How many rounds can you typically run through a Socom suppressor without getting stuck if you use the brake or FH?

This seems like a nice solution.

Q???

I find as long as I don’t switch hosts, it’s not a huge issue to remove/reinstall surefire cans. I ran about 450 rounds through my scar 17 last weekend with socom 762 mini 2 mounted the entire time, and it has an open tine warcomp. It was a little difficult to remove - the can unlatched and the collar spun, but I had to twist it back and forth a bit to get it to slide off the mount.

By comparison the same can has been run on another rifle with an SF3P, and went 1000+ rounds over multiple shooting sessions without cleaning the muzzle device or mount.

Also, I find that it’s not good to heavily lube the mount before use.

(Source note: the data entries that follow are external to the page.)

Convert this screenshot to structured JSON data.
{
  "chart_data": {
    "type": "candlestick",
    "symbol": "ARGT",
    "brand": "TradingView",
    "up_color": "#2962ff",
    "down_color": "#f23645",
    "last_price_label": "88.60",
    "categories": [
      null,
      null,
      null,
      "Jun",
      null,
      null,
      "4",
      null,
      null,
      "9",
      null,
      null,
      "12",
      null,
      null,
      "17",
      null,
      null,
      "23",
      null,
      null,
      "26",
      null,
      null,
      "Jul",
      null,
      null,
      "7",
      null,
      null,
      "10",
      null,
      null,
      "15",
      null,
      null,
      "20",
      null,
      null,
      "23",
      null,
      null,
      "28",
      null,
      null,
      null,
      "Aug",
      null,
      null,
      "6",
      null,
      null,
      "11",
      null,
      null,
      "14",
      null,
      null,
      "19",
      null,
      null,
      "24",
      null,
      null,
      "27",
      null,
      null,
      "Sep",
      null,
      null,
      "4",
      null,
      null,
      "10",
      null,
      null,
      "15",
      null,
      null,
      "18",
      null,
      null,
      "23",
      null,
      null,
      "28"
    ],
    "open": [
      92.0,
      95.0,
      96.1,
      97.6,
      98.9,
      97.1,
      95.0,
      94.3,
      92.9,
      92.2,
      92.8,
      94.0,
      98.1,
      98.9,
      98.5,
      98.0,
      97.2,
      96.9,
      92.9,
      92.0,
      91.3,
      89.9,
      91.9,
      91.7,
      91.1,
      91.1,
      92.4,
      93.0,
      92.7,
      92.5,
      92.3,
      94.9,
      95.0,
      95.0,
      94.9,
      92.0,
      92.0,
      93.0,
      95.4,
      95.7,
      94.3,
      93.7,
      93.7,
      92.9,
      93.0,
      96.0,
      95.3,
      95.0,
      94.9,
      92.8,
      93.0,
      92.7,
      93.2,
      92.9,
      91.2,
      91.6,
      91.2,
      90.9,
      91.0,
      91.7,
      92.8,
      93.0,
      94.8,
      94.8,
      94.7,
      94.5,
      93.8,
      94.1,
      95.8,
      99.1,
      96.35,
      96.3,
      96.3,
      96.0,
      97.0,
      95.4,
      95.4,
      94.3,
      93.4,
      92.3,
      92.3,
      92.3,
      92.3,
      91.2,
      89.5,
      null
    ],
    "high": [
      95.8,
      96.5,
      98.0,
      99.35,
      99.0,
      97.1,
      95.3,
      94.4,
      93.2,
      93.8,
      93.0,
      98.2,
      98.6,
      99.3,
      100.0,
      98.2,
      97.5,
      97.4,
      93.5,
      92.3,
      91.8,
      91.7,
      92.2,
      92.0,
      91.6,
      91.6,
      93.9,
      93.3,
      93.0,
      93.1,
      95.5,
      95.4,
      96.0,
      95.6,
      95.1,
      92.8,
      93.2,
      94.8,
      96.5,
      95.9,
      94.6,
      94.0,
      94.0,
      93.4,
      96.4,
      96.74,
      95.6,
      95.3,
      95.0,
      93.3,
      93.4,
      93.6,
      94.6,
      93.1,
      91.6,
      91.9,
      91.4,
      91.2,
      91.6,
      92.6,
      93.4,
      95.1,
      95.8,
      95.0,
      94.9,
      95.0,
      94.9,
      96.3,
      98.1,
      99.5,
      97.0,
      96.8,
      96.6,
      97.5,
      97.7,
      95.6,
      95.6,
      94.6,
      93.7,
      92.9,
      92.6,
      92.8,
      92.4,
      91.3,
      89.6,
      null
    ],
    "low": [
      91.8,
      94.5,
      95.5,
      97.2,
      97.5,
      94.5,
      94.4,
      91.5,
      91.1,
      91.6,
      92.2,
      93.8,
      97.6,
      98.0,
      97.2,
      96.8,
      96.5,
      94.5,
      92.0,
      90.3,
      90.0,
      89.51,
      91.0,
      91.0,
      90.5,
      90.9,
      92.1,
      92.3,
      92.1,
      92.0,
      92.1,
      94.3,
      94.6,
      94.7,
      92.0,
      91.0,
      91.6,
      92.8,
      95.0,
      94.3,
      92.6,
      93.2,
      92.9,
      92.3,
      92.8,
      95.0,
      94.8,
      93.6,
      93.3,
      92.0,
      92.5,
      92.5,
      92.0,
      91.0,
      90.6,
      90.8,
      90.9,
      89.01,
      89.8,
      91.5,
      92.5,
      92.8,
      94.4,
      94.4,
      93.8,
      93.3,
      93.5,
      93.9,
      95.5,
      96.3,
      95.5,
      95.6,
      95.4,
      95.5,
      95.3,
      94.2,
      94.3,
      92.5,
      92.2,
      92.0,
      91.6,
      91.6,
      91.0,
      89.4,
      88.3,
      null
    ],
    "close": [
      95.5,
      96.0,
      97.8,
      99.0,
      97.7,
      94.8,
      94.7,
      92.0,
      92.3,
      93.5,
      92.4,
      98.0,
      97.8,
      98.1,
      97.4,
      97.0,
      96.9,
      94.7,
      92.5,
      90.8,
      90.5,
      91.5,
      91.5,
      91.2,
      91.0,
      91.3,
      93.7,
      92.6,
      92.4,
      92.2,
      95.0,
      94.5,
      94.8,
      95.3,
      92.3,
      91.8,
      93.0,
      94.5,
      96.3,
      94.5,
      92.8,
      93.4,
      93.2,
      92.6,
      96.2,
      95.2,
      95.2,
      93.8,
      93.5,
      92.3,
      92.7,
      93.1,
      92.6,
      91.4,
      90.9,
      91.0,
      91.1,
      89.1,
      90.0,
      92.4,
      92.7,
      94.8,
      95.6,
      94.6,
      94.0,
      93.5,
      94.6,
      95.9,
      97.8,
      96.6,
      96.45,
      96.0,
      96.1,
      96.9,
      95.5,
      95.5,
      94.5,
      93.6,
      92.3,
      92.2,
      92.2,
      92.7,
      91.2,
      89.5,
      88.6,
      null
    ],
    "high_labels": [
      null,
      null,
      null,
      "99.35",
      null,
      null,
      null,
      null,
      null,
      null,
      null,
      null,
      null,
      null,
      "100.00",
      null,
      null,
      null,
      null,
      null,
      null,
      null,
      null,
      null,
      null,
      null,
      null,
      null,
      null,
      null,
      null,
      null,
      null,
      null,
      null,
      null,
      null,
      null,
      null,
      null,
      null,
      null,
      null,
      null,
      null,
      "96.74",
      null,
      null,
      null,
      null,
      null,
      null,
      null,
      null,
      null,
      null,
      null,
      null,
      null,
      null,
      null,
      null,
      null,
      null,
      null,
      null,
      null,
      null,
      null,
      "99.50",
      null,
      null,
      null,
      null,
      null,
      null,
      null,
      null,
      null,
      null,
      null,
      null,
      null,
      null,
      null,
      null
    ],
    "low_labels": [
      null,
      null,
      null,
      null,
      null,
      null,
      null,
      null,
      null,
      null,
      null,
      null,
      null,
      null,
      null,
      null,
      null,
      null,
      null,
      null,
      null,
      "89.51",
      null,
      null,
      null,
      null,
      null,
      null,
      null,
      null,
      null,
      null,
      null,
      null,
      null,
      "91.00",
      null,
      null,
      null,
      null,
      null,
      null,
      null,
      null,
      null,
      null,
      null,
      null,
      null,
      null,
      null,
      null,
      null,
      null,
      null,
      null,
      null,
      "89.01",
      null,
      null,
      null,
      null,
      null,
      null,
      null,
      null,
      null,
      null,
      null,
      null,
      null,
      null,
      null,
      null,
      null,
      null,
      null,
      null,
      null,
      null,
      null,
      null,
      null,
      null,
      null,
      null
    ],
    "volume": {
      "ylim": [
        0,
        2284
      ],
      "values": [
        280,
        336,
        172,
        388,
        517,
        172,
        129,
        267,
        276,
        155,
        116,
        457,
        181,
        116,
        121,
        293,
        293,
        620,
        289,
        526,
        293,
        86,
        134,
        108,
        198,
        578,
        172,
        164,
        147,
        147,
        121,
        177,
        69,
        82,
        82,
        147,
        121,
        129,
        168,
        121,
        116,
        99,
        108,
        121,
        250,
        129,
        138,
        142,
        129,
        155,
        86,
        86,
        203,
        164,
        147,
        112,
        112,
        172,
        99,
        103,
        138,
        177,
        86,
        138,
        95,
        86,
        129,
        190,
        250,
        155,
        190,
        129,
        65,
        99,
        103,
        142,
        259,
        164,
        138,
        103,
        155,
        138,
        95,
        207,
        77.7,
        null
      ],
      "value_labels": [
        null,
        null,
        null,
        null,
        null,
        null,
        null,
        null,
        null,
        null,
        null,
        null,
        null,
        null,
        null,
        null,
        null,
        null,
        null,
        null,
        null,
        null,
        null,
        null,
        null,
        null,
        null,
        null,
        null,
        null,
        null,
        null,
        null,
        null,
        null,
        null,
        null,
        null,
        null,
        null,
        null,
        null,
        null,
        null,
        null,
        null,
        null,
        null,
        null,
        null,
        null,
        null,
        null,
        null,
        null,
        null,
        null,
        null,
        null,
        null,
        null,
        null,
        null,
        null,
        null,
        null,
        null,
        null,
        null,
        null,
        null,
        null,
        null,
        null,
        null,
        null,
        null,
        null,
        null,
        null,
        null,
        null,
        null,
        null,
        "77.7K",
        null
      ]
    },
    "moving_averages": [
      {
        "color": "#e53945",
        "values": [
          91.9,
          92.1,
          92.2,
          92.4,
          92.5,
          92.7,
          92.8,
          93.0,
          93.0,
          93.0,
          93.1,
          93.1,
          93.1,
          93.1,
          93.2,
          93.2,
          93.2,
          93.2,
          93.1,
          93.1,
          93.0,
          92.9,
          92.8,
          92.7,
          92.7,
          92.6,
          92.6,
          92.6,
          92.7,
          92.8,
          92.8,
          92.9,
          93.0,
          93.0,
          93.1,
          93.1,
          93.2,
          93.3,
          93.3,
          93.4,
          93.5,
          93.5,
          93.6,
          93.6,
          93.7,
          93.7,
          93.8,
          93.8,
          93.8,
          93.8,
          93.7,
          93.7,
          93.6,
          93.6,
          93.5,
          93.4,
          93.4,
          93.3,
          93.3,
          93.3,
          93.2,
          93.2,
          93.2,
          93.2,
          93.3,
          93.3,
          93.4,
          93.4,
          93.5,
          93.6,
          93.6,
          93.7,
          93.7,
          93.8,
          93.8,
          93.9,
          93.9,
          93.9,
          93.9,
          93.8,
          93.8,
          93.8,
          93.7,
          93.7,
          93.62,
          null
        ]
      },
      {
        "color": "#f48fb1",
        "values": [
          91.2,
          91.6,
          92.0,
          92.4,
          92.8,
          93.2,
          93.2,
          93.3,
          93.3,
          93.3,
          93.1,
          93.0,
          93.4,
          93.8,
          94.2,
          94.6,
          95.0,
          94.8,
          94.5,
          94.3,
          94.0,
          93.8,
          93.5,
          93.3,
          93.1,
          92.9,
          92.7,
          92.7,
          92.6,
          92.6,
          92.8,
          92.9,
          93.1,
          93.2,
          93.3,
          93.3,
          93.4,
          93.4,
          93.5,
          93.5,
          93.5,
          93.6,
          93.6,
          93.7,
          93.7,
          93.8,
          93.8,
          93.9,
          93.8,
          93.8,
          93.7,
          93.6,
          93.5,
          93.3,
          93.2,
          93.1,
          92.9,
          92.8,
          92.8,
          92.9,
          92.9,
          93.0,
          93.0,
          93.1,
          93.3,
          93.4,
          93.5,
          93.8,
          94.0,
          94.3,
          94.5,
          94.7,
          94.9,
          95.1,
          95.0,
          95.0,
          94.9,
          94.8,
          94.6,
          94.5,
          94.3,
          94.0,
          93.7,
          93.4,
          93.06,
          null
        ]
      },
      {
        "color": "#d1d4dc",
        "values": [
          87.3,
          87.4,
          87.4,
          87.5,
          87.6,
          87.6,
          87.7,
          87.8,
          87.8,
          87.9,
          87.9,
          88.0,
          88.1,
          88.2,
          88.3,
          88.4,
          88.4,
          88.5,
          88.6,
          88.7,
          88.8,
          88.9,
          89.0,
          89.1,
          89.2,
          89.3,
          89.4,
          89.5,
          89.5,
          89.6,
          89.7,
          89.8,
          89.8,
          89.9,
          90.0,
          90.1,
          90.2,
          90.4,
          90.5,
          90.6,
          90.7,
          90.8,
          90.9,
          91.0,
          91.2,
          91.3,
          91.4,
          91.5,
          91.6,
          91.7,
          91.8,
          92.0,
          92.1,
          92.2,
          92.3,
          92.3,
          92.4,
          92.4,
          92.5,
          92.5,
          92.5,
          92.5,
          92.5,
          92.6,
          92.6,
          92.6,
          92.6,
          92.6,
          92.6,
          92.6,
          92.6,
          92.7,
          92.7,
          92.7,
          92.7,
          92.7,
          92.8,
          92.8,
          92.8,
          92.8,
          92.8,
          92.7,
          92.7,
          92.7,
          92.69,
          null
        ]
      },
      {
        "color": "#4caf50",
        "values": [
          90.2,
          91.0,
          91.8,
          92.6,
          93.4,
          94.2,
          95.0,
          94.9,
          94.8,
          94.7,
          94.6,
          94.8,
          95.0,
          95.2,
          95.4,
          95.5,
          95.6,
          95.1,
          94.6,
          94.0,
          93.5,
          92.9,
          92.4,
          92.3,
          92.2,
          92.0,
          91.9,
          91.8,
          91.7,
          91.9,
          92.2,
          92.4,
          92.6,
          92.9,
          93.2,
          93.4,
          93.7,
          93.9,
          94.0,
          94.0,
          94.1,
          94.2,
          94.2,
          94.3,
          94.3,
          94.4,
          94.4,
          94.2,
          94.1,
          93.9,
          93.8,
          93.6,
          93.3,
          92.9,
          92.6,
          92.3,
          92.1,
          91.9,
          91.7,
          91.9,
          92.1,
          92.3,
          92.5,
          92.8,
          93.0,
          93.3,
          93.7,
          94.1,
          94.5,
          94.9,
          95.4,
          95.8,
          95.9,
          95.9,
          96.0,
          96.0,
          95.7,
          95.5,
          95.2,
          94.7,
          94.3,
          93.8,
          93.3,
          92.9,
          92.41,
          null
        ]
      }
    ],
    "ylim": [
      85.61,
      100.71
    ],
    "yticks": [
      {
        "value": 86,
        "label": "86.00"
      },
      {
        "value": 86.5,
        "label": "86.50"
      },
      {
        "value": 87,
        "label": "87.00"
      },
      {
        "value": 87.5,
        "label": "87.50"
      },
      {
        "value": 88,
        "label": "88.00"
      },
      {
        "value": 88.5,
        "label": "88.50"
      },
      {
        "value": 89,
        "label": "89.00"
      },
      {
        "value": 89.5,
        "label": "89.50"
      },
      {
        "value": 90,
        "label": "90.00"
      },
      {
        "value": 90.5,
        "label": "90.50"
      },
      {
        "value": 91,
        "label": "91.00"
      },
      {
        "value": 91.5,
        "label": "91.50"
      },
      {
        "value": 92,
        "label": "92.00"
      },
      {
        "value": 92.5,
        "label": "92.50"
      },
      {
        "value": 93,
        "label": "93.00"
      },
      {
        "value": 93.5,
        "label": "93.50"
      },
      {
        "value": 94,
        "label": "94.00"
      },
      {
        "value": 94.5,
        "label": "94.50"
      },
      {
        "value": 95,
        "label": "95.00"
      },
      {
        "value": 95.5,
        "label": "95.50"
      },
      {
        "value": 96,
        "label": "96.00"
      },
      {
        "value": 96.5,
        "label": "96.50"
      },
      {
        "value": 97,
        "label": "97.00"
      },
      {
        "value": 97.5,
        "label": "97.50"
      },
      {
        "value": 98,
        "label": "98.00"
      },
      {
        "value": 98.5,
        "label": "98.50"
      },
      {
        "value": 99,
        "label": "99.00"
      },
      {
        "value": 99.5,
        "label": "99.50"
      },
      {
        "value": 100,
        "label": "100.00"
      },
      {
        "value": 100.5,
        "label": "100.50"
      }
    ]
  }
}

It seems to contribute to carbon buildup since the temperatures get high enough to burn off the oil. Much like how you don’t lube the gas regulator or piston in a scar.

I believe this is what’s contributing to your issue and not the lack of any “seals”. Not even sure how they could seal anything being the same diameter as the base. Regardless, my Socom sticking problem has completely disappeared using silicone oil on the adapter mating surfaces.

Do you use anti-seize grease on your mount? Do you scrub the carbon off after shooting hundreds/thousands rounds or just let it go? I’ve been lubing with ALG go juice or Anti-Seize, but I certainly see the carbon build you’re talking about. I usually scrub the heck out of the can and mount after several hundred rounds. Certainly looking for a better way…

NC

My socom sticks frequently, on a mb, and open tine fh. Cleaning does nothing, anti seize does nothing, lube or grease does nothing. I’ve tried it all.
The only thing that always works is heating the rear 1/4 of the can with a torch for 5 seconds and it comes off nicely.

I have found that the CT FH (no vent holes) doesn’t seal as well as the open tine FH or MB. The can still sticks if you shoot several hundred rounds. I’ve never tried silicone, but I have tried several types of lube and nothing helps. Leaving the surfaces dry doesn’t help either.

More on this, please.

This is the the Q cherry bomb suppressor mount brake.

It’s a pretty effective brake with all those vent holes.

It has a tapered surface in front of the threads that effectively seals out carbon, which works in conjunction with the bearing surface just behind the threads to ensure good suppressor alignment.

Super clean threads.

No sticking.

No shooting loose.

Does how tight you crank the ring make a difference?
Where does the carbin buildup casuse a stuck can?

I’ve had surefire cans for years and years and never had one stick to where I couldn’t get it off. I take them off while they are still pretty warm. Never an issue. I shoot Magtech and PPU m193. I feel they burn much cleaner then federal LC stuff… maybe ammo directly relates to additional carbon buildup? I still haven’t had an experience where I need to torch my can or shoot it off. Only rocking it back and forth a little and comes off…

I use a rifles only HAD core to take the cans off while still hot.

I also only use SF muzzle brakes.

Great info, everybody. My first can is in jail and it’s a SOCOM RC. I’ve been debating which muzzle device to use on the host and this thread is pointing to the brake.

Plan-B™ by Q , currently in stock
Cherry Bomb by Q , currently in stock

https://www.youtube.com/watch?v=mw5mMkRN7bQ

I also remove my cans while they are still rather warm and find that this helps.